The reason for it being in the PEP is that it benefits from having a 
single shared implementation (especially for the weakref dictionary, 
but also for common-maintenance reasons).  Also, the core's 
implementation of generic functions will almost certainly be using 
Aspects itself, so it might as well expose that implementation for 
others to use...


>Summary of my PEP thoughts:
>* Keep things simple: just @overload, @when, @abstract and Interface.
>* More complex things like __proceed__, @before, @after, Aspects, etc.
>should be added by third-party modules
>
>As others have mentioned, the current PEP is overwhelming. I'd rather
>see Py3K start with just the basics.

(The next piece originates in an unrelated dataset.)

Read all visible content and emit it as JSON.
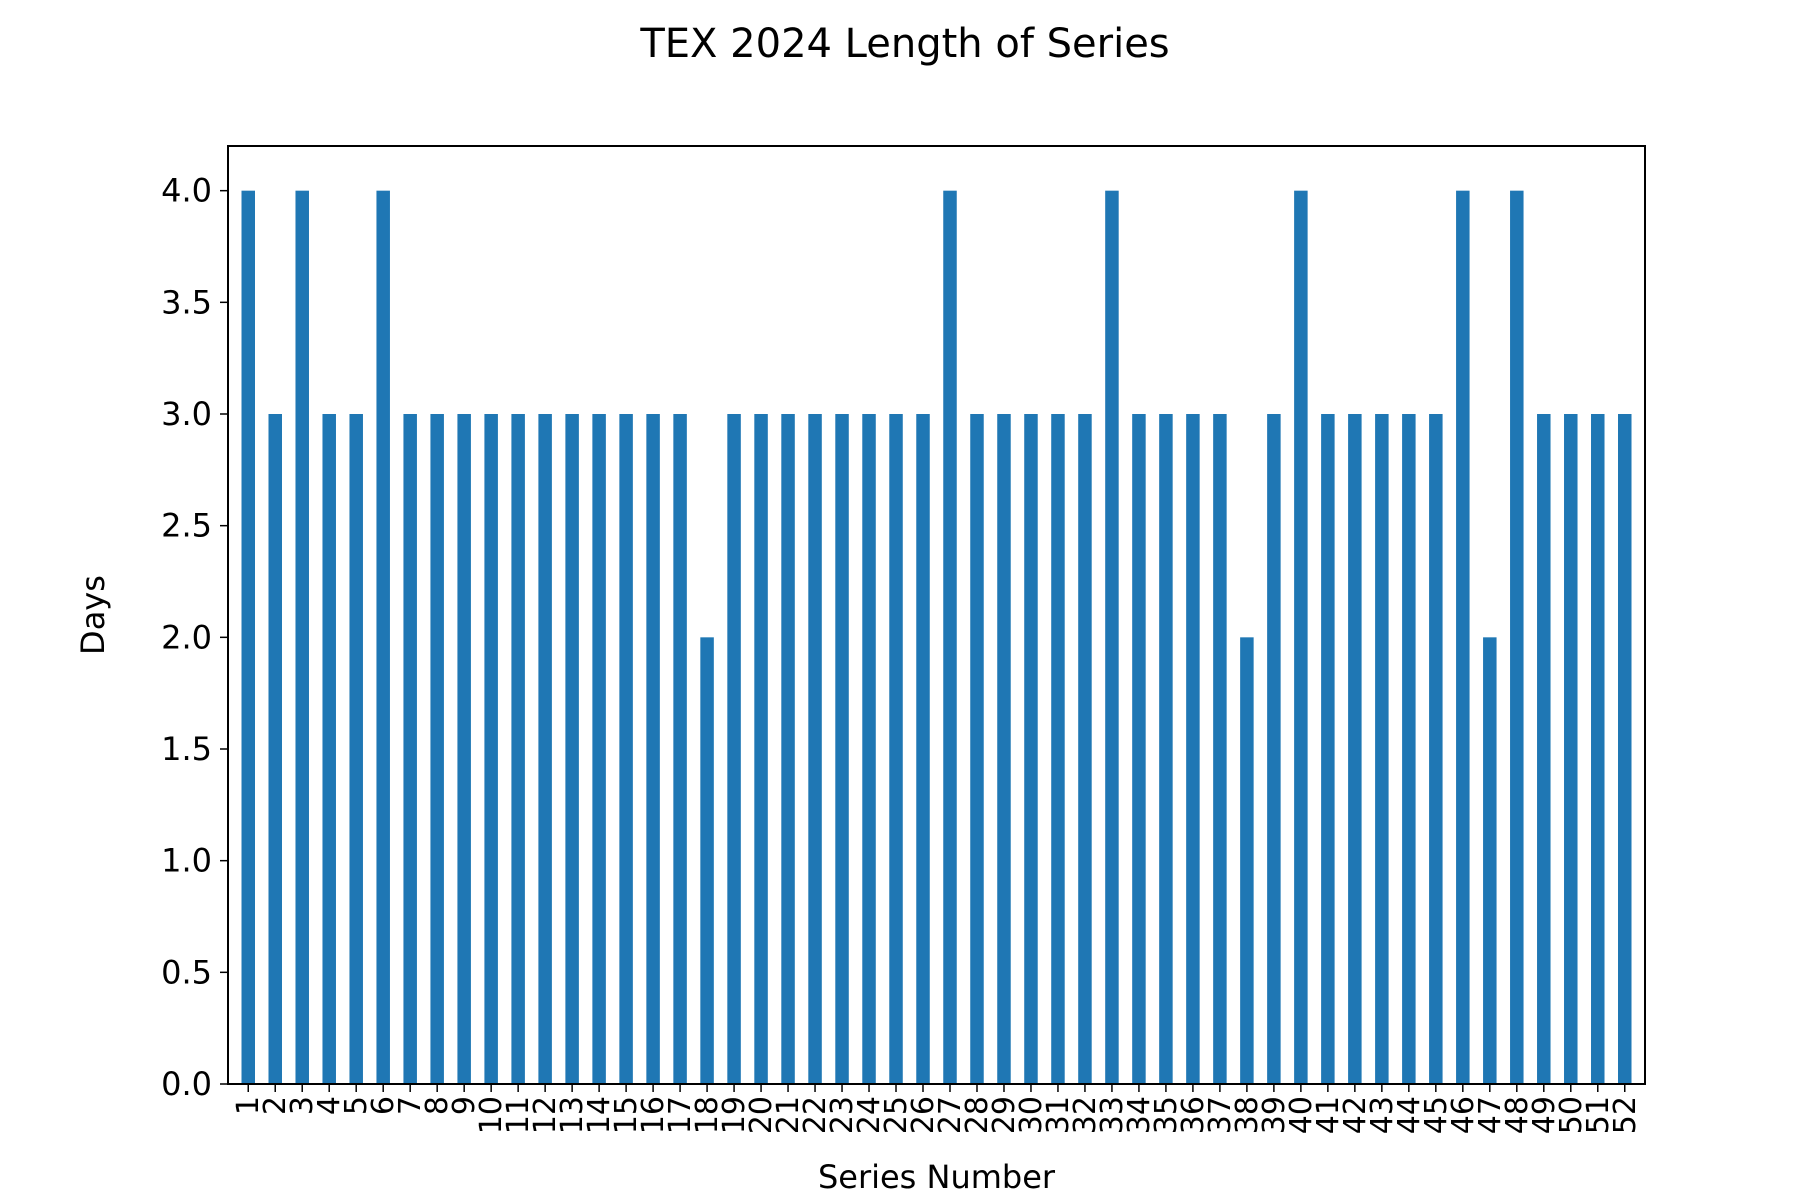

When people are comfortable with
>the core, we can look into introducing the extras.

Naturally, I don't consider any of these items "extras", or I 
wouldn't have included them.  The "extras" to me are things like full 
predicate dispatch with pattern matching and variable binding, 
ordered classifiers, parsing combinators (i.e. using overloads to 
define grammar productions), custom implication precedence, custom 
predicate indexes, and all that sort of thing.

What's proposed in the PEP is a far cry from being even as expressive 
as CLOS or AspectJ are, but it does supply the bare minimum needed to 
create a foundation for other libraries to build such capabilities on it.

(Btw, a side data point: Ruby 2.0 is supposed to include method 
combination; specifically ":pre", ":post", and ":wrap" qualifiers 
modeled on CLOS's "before", "after", and "around", respectively.)